The Sixth Sense won the first Nebula Award for Best Script for 22 years, after the original Star Wars in 1978. The other 1999 finalists were The Devil's Arithmetic, The Iron Giant, The Uranus Experiment: Part 2 and The Matrix.
I find several things puzzling about this. I can't understand why anyone would have voted for it ahead of The MatrixGalaxy Quest, which won the Hugo that year (beating The Sixth Sense and The Matrix) and the Nebula the following year, was not on the 1999 Nebula ballot.

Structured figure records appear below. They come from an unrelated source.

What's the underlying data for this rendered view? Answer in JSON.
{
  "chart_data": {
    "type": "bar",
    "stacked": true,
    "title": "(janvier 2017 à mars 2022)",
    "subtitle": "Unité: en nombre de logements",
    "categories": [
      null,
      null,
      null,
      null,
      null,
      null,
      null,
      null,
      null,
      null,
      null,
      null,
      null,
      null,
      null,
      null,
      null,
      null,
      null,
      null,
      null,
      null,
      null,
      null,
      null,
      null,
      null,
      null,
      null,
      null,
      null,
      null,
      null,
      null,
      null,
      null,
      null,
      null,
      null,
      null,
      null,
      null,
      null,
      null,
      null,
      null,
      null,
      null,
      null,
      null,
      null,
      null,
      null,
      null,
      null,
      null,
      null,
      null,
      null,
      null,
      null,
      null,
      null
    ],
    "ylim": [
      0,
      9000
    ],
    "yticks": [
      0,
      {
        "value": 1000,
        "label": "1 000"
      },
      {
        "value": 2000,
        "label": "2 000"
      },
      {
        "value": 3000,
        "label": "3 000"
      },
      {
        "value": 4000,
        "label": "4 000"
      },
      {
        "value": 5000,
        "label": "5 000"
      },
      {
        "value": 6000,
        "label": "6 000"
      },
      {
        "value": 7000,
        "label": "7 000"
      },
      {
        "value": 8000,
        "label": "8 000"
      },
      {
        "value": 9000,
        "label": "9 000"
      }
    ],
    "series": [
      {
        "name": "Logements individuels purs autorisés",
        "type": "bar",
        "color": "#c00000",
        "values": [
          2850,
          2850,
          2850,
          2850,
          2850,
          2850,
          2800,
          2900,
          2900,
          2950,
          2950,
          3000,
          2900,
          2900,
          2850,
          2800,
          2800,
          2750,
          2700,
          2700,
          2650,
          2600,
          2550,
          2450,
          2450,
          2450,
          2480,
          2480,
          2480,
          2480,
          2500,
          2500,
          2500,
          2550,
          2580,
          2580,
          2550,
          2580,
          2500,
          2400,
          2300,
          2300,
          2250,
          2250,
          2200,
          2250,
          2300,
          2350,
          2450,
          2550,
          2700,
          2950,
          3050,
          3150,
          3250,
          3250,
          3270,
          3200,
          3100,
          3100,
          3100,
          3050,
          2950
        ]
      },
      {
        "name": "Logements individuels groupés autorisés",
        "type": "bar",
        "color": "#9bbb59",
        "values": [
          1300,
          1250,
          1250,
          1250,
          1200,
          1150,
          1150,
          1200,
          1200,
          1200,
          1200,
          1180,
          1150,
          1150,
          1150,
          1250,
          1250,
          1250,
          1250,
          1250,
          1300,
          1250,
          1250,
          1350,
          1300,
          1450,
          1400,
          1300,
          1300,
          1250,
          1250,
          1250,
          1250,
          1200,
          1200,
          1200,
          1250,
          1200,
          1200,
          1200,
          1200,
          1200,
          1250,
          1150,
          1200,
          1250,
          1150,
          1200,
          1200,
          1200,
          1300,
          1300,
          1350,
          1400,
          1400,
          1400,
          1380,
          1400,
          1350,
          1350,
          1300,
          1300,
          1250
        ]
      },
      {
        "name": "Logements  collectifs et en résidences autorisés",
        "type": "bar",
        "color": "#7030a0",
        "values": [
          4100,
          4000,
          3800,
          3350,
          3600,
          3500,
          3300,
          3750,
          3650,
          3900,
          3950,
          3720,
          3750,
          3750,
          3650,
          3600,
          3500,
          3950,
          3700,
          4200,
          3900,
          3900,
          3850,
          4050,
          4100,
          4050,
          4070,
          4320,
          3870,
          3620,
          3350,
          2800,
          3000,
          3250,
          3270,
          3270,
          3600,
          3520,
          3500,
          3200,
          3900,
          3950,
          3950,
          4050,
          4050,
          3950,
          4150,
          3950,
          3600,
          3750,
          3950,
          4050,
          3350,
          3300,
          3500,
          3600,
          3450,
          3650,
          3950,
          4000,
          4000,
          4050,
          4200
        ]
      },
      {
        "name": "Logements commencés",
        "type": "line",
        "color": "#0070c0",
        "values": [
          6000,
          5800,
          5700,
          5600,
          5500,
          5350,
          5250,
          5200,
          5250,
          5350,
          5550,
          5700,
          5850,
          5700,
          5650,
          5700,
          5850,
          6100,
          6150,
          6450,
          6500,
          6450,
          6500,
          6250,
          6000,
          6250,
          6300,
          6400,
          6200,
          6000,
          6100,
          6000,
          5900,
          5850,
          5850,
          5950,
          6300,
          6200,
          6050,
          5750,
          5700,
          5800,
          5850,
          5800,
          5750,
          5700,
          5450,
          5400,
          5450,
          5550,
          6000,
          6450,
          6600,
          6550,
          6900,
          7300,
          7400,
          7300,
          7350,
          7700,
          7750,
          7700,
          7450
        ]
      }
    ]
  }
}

The Nebula ballot notoriously included The Uranus Experiment: Part 2, a porn film which includes a 20-second sex scene shot in zero gravity on a parabolic flight. In a spirit of scientific enquiry, I have conducted my own investigation, and I can report that full docking in zero-G was not achieved, at least not in the footage that made it to the screen. (Personally, I think it was an entirely valid nomination, though the film is almost devoid of plot.)
The Sixth Sense has one actor who has returned from a previous Oscar/Hugo/Nebula winner. It is little Haley Joel Osment, playing Cole Sear, the psychic child at the centre of the plot (and in my view the best performance in the movie); five years ago, he was Forrest Gump's son, Young Forrest, in Forrest Gump.
Look, I know that this film is generally considered a masterpiece and won loads of awards. I found it boring and unmemorable. I actually watched it twice within three days, after realising that I had retained almost nothing about it first time round. Without spoiling, there is a major Plot Twist ten minutes from the end, which I spotted eleven minutes from the beginning. Bruce Willis spent an hour and a half working out what I already knew, and it just wasn't very interesting.
I'm putting it right down at the bottom of my list of Hugo and Nebula/winning films, between Curse of the Cat People and Heaven Can Wait. Looking forward rather more to Galaxy Quest, which is next on my list.